Bantuan tunai ini akan diberikan selama 4 bulan. Dengan total penerimaan 2,4 juta rupiah per orang. Erick Thohir selaku Ketua Pelaksana Komite Penanganan Covid-19 dan Pemulihan Ekonomi Nasional mengatakan, BSU akan langsung ditransfer per dua bulan ke rekening masing-masing pekerja untuk mencegah terjadinya penyalahgunaan.

Alasan yang dikemukakan pemerintah ketika menetapkan program bantuan subsidi upah (BSU) kepada karyawan tak lain adalah untuk mendorong laju konsumsi di masyarakat. Sehingga perekonomian bisa kembali bergerak dan pulih dari krisis.(Kontan.co.id, 12 Agustus 2020).
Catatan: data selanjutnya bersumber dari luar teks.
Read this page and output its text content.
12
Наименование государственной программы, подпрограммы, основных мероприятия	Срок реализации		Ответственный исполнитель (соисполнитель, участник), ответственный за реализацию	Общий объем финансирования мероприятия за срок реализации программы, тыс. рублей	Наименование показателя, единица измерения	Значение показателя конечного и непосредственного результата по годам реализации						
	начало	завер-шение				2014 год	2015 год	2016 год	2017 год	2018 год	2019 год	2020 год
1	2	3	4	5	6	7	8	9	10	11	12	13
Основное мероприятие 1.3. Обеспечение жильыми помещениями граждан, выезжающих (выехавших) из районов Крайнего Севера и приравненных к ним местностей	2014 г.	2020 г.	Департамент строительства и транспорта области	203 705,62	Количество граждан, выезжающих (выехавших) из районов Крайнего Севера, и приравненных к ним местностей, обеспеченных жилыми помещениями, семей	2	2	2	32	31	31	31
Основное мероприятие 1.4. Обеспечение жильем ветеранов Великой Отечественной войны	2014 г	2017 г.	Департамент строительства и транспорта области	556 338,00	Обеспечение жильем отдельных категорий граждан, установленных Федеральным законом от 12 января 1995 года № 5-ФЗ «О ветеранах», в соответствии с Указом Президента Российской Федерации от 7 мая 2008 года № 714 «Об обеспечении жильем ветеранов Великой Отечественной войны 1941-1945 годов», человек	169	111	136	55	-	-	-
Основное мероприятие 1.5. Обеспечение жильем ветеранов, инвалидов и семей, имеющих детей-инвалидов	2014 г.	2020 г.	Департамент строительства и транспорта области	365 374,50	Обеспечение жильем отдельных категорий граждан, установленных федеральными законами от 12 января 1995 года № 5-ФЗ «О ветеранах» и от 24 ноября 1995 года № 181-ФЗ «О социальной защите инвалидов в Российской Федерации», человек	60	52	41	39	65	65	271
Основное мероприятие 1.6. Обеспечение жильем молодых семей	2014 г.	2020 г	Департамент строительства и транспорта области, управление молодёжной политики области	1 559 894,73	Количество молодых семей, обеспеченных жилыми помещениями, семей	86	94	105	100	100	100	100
Tak tanggung-tanggung, pemerintah telah menganggarkan dana sebesar 31,2 triliun untuk program BSU ini.

Mencermati program bantuan untuk pegawai swasta tersebut, setidaknya ada beberapa hal yang perlu dikritisi. Pertama, bantuan tidak tepat sasaran. Sebab bantuan menyasar pegawai swasta yang masih memiliki penghasilan dan mampu memenuhi kebutuhan pokoknya. Sementara itu banyak pekerja harian, buruh lepas, tenaga honorer yang terkena dampak lebih parah akibat pandemi covid-19. Selain itu, data Kementerian Ketenagakerjaan yang  yang dirilis pada 7 April 2020 menyebutkan munculnya pengangguran baru akibat pandemi. Ada sebanyak 873.090 pekerja yang terpaksa dirumahkan, sementara 137.489 pekerja di-PHK. Golongan inilah yang lebih layak mendapatkan bantuan dari pemerintah.

Kedua, bantuan bersifat diskriminatif. Karena yang berhak mendapat bantuan tunai subsidi upah hanyalah mereka yang terdaftar sebagai peserta BPJS Ketenagakerjaan. Lalu bagaimana dengan pekerja yang tidak terdaftar BPJS Ketenagakerjaan? Bukankah mereka sama-sama berjasa dalam mendongkrak perekonomian negara?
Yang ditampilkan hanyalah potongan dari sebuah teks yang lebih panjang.